2
votes

I am implementing an encoder decoder model using bidirectional RNN for both encoder and decoder. Since I initialize the bidirectional RNN on the encoder side and the weights and vectors associated with the bidirectional RNN is already initialized, I get the following error when I try to initialize another instance on the decoder side:

ValueError: Variable bidirectional_rnn/fw/gru_cell/w_ru already exists, disallowed. Did you mean to set reuse=True or reuse=tf.AUTO_REUSE in VarScope?

I tried defining each within it's own name_scope like below but to no avail:

def enc(message, weights, biases):
    message = tf.unstack(message, timesteps_enc, 1)
    fw_cell = rnn.GRUBlockCell(num_hidden_enc)
    bw_cell = rnn.GRUBlockCell(num_hidden_enc)
    with tf.name_scope("encoder"):
        outputs, _, _ = rnn.static_bidirectional_rnn(fw_cell, bw_cell, message, dtype=tf.float32)
    return tf.matmul(outputs[-1], weights) + biases


def dec(codeword, weights, biases):
    codeword = tf.expand_dims(codeword, axis=2)
    codeword = tf.unstack(codeword, timesteps_dec, 1)
    fw_cell = rnn.GRUBlockCell(num_hidden_dec)
    bw_cell = rnn.GRUBlockCell(num_hidden_dec)
    with tf.name_scope("decoder"):
        outputs, _, _ = rnn.static_bidirectional_rnn(fw_cell, bw_cell, codeword, dtype=tf.float32)
    return tf.matmul(outputs[-1], weights) + biases

Can someone please hint at what I am doing wrong?

2
Just try to exchange name_scope for variable_scope. I'm not sure if it is still valid, but for older versions of TF, usage of name_scope was not encouraged. From your variable name bidirectional_rnn/fw/gru_cell/w_ru you can see that the scope is not applied.carobnodrvo
Thanks for your response, that worked. Can you please put that as an answer so that I can mark it as correct?learner

2 Answers

1
votes

Just putting it as an answer:

Just try to exchange name_scope for variable_scope. I'm not sure if it is still valid, but for older versions of TF, usage of name_scope was not encouraged. From your variable name bidirectional_rnn/fw/gru_cell/w_ru you can see that the scope is not applied.

1
votes

One thing is that you cannot create variables with the same name in the same scope, so changing name_scope for variable_scope will fix the training.

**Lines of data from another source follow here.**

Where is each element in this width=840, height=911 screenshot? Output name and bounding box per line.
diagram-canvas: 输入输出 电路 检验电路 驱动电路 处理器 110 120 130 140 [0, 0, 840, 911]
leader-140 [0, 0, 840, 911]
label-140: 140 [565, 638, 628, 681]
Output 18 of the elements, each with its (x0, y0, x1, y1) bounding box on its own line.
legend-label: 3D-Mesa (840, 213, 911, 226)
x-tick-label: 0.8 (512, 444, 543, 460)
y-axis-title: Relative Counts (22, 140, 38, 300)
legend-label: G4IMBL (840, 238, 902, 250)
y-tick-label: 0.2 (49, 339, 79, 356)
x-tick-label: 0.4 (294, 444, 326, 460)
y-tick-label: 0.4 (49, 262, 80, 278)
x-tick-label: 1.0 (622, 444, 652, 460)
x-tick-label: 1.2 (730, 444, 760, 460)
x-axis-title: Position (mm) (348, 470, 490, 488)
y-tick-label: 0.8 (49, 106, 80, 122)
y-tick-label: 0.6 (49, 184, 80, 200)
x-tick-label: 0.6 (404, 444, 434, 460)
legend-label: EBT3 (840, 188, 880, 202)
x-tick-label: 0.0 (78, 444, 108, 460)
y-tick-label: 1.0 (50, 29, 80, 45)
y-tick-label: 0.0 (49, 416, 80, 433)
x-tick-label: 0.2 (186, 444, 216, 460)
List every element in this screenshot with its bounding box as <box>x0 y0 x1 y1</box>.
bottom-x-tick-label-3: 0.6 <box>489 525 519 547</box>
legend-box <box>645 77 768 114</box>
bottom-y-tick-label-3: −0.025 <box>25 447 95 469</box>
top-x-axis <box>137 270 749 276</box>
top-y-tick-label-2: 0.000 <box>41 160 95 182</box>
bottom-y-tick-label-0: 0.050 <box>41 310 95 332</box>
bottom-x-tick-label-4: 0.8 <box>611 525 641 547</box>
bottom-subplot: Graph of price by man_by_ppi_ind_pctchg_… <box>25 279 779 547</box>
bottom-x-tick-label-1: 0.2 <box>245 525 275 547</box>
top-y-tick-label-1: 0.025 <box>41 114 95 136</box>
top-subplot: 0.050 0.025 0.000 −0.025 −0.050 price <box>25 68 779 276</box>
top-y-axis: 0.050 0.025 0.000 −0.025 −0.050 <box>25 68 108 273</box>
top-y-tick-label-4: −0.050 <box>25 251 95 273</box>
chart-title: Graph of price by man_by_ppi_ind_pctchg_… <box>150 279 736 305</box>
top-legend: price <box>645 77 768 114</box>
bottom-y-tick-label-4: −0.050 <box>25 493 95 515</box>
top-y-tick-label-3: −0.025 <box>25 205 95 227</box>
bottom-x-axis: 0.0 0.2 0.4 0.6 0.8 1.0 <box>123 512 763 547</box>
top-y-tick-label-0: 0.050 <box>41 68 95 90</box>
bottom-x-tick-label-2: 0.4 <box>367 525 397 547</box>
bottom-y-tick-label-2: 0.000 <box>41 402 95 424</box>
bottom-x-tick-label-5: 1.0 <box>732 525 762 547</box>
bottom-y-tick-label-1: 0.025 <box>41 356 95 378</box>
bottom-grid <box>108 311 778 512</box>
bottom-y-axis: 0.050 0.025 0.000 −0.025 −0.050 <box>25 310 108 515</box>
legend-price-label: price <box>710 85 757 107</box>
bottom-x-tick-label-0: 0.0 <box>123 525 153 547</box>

The other thing is that such a model cannot work as an encoder-decoder model because the decoder RNN cannot be bidirectional. You indeed have the entire target sequences at the training time, but at the inference time, you generate the target left-to-right. This means you only have the left context for the forward RNN, but you don't have the right context for the backward RNN.